Trump’s campaign, meanwhile, argues the administration’s trade policies have helped farmers around the country. At a campaign event in Iowa Thursday, Vice President Mike Pence discussed the administration’s policies, touting efforts to cut regulations and the United States-Mexico-Canada Agreement, a reworked version of NAFTA.

“USMCA is a win for Iowa,” Pence said. “It’s a win for the Heartland and it’s a win for America’s farmers.”

Ananich spoke about Trump’s policies more broadly, including the handling of the economy and of the pandemic from a health care perspective. 

“We’re basically here today to hold President Trump accountable for being reckless with the American economy, American jobs and also unfortunately American lives,” Ananich said. “I’m so shocked and frustrated, just last week (Trump) announced a tariff on aluminum from Canada just a month after their negotiated trade deal went into effect … the kind of moves he makes and his failed ability to move forward and look ahead, the domino effect this will cause.”

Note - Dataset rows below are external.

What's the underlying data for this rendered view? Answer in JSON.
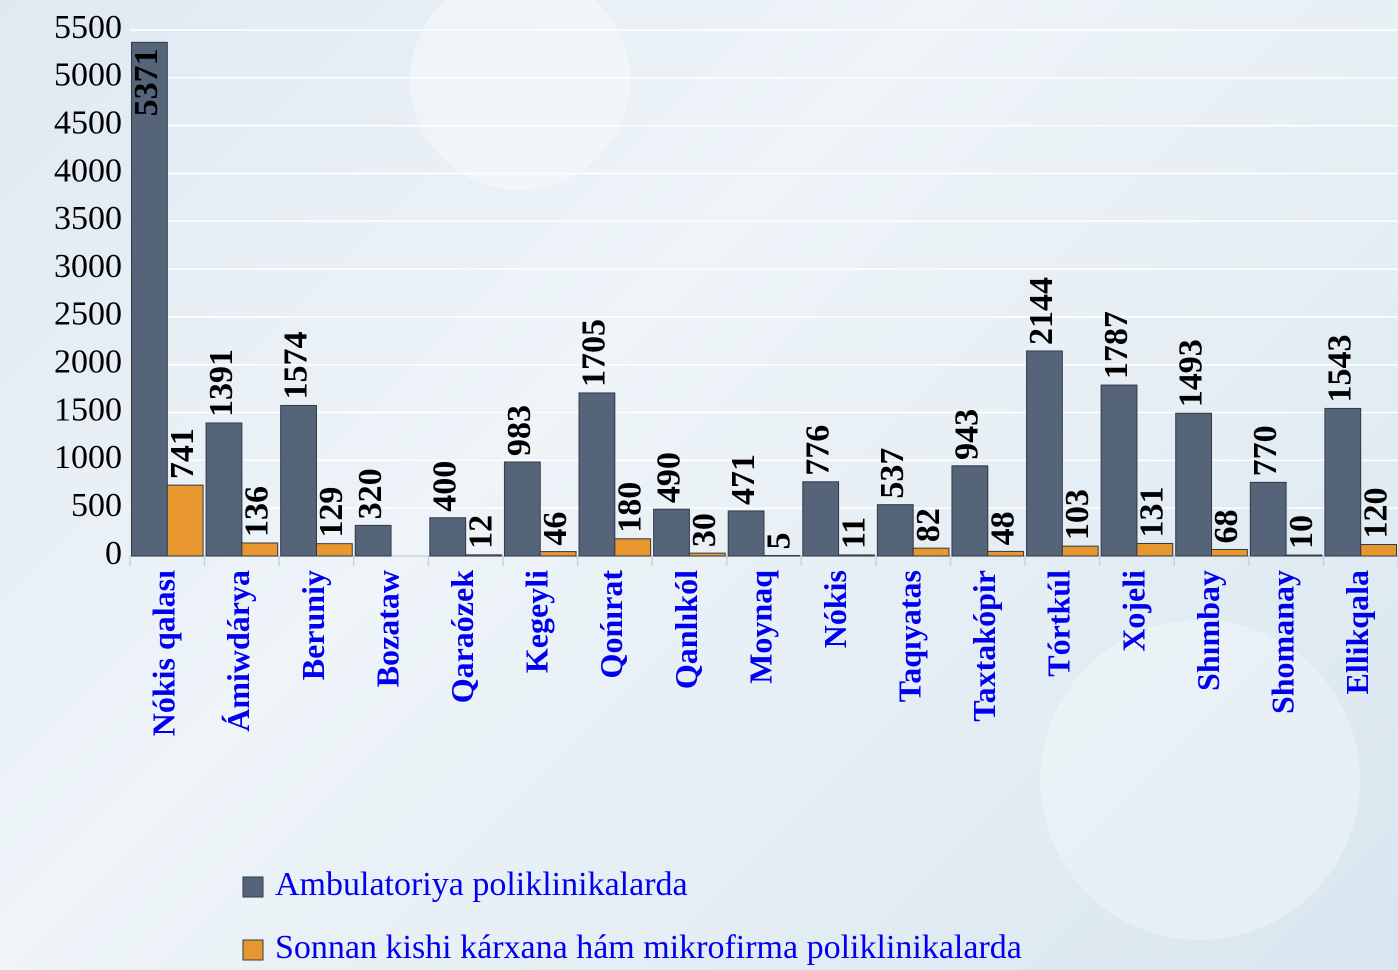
{
  "chart_data": {
    "type": "bar",
    "categories": [
      "Nókis qalası",
      "Ámiwdárya",
      "Beruniy",
      "Bozataw",
      "Qaraózek",
      "Kegeyli",
      "Qońırat",
      "Qanlıkól",
      "Moynaq",
      "Nókis",
      "Taqıyatas",
      "Taxtakópir",
      "Tórtkúl",
      "Xojeli",
      "Shımbay",
      "Shomanay",
      "Ellikqala"
    ],
    "series": [
      {
        "name": "Ambulatoriya poliklinikalarda",
        "color": "#56647a",
        "values": [
          5371,
          1391,
          1574,
          320,
          400,
          983,
          1705,
          490,
          471,
          776,
          537,
          943,
          2144,
          1787,
          1493,
          770,
          1543
        ]
      },
      {
        "name": "Sonnan kishi kárxana hám mikrofirma poliklinikalarda",
        "color": "#e8962e",
        "values": [
          741,
          136,
          129,
          null,
          12,
          46,
          180,
          30,
          5,
          11,
          82,
          48,
          103,
          131,
          68,
          10,
          120
        ]
      }
    ],
    "ylim": [
      0,
      5500
    ],
    "yticks": [
      0,
      500,
      1000,
      1500,
      2000,
      2500,
      3000,
      3500,
      4000,
      4500,
      5000,
      5500
    ],
    "grid": true,
    "legend": "bottom"
  }
}
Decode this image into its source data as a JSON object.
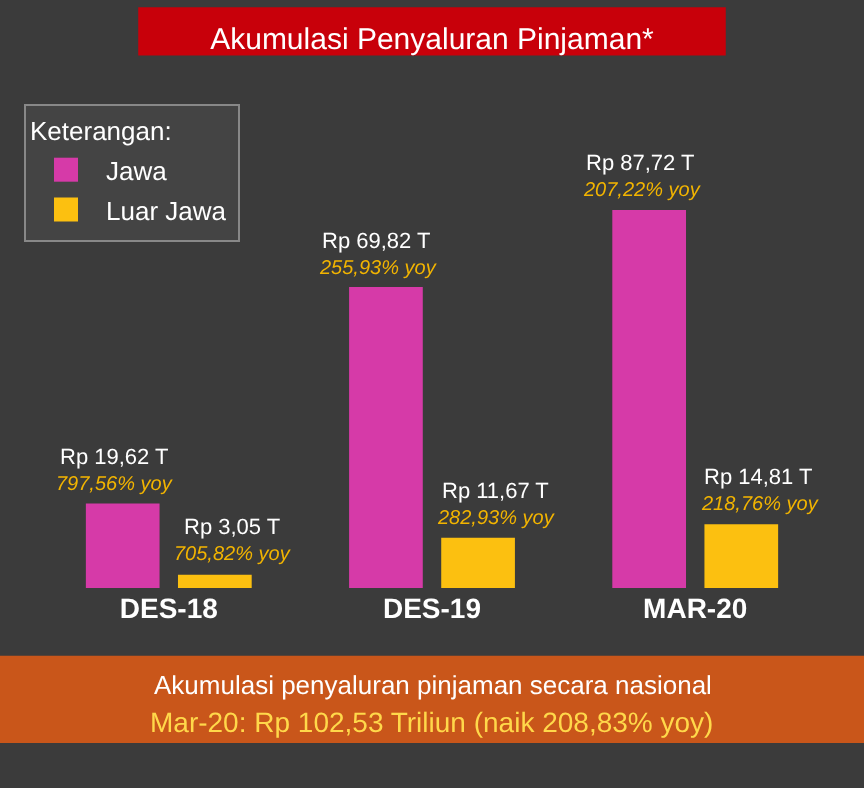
{
  "chart_data": {
    "type": "bar",
    "title": "Akumulasi Penyaluran Pinjaman*",
    "legend_title": "Keterangan:",
    "legend": "top left",
    "categories": [
      "DES-18",
      "DES-19",
      "MAR-20"
    ],
    "series": [
      {
        "name": "Jawa",
        "color": "#d63aa8",
        "values": [
          19.62,
          69.82,
          87.72
        ],
        "value_labels": [
          "Rp 19,62 T",
          "Rp 69,82 T",
          "Rp 87,72 T"
        ]
      },
      {
        "name": "Luar Jawa",
        "color": "#fcc010",
        "values": [
          3.05,
          11.67,
          14.81
        ],
        "value_labels": [
          "Rp 3,05 T",
          "Rp 11,67 T",
          "Rp 14,81 T"
        ]
      }
    ],
    "annotations": [
      {
        "text": "797,56% yoy",
        "x": "DES-18",
        "y": 19.62
      },
      {
        "text": "255,93% yoy",
        "x": "DES-19",
        "y": 69.82
      },
      {
        "text": "207,22% yoy",
        "x": "MAR-20",
        "y": 87.72
      },
      {
        "text": "705,82% yoy",
        "x": "DES-18",
        "y": 3.05
      },
      {
        "text": "282,93% yoy",
        "x": "DES-19",
        "y": 11.67
      },
      {
        "text": "218,76% yoy",
        "x": "MAR-20",
        "y": 14.81
      },
      "Akumulasi penyaluran pinjaman secara nasional",
      "Mar-20: Rp 102,53 Triliun (naik 208,83% yoy)"
    ]
  }
}
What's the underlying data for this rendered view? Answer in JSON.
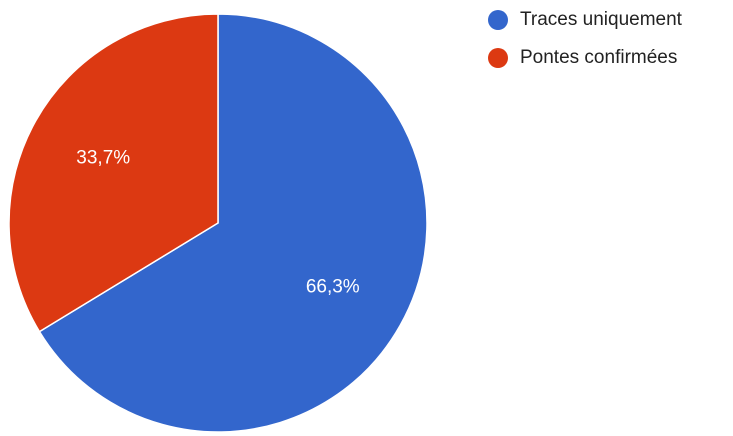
{
  "chart_data": {
    "type": "pie",
    "title": "",
    "legend_position": "right",
    "series": [
      {
        "name": "",
        "slices": [
          {
            "label": "Traces uniquement",
            "value": 66.3,
            "display": "66,3%",
            "color": "#3366cc"
          },
          {
            "label": "Pontes confirmées",
            "value": 33.7,
            "display": "33,7%",
            "color": "#dc3912"
          }
        ]
      }
    ]
  }
}
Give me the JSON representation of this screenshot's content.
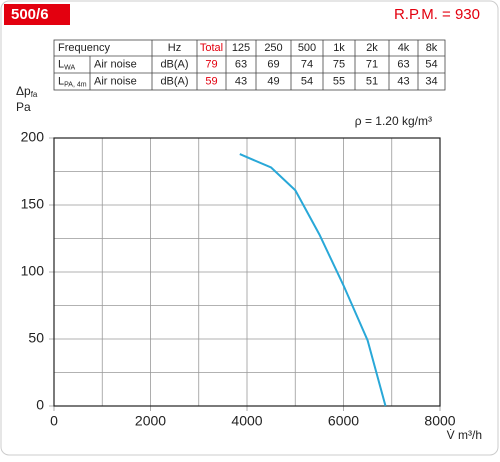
{
  "header": {
    "badge": "500/6",
    "rpm": "R.P.M. = 930"
  },
  "table": {
    "header": [
      "Frequency",
      "Hz",
      "Total",
      "125",
      "250",
      "500",
      "1k",
      "2k",
      "4k",
      "8k"
    ],
    "rows": [
      {
        "symbol": "L",
        "sub": "WA",
        "label": "Air noise",
        "unit": "dB(A)",
        "values": [
          79,
          63,
          69,
          74,
          75,
          71,
          63,
          54
        ]
      },
      {
        "symbol": "L",
        "sub": "PA, 4m",
        "label": "Air noise",
        "unit": "dB(A)",
        "values": [
          59,
          43,
          49,
          54,
          55,
          51,
          43,
          34
        ]
      }
    ]
  },
  "chart_data": {
    "type": "line",
    "y_label": "Δp",
    "y_label_sub": "fa",
    "y_unit": "Pa",
    "x_label": "V̇ m³/h",
    "annotation": "ρ = 1.20 kg/m³",
    "x": [
      3850,
      4500,
      5000,
      5500,
      6000,
      6500,
      6870
    ],
    "values": [
      188,
      178,
      161,
      128,
      90,
      49,
      0
    ],
    "color": "#29a8d8",
    "xlim": [
      0,
      8000
    ],
    "xticks": [
      0,
      2000,
      4000,
      6000,
      8000
    ],
    "xminorticks": [
      1000,
      3000,
      5000,
      7000
    ],
    "ylim": [
      0,
      200
    ],
    "yticks": [
      0,
      50,
      100,
      150,
      200
    ],
    "yminorticks": [
      25,
      75,
      125,
      175
    ],
    "grid": true
  }
}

Anaich emphasized the gravity of the situation and how the trade decisions by the administration would directly affect how much American consumers and manufacturers pay for goods.

“Driving up the global price for aluminum for U.S. manufacturers and, ultimately, the consumers, in the middle of an unrestrained pandemic that is crippling our economy, I cannot think of a worse time to be driving up costs for Americans,” Ananich said. 

Johnson said he looks forward to the opportunity to vote for leadership he believes will better provide for him and his fellow employees. 

“I’m so glad we have a chance to replace this president and put in place leaders who can secure our safety while we’re on the job and make sure we have the equipment that we need while this pandemic is going around,” Johnson said.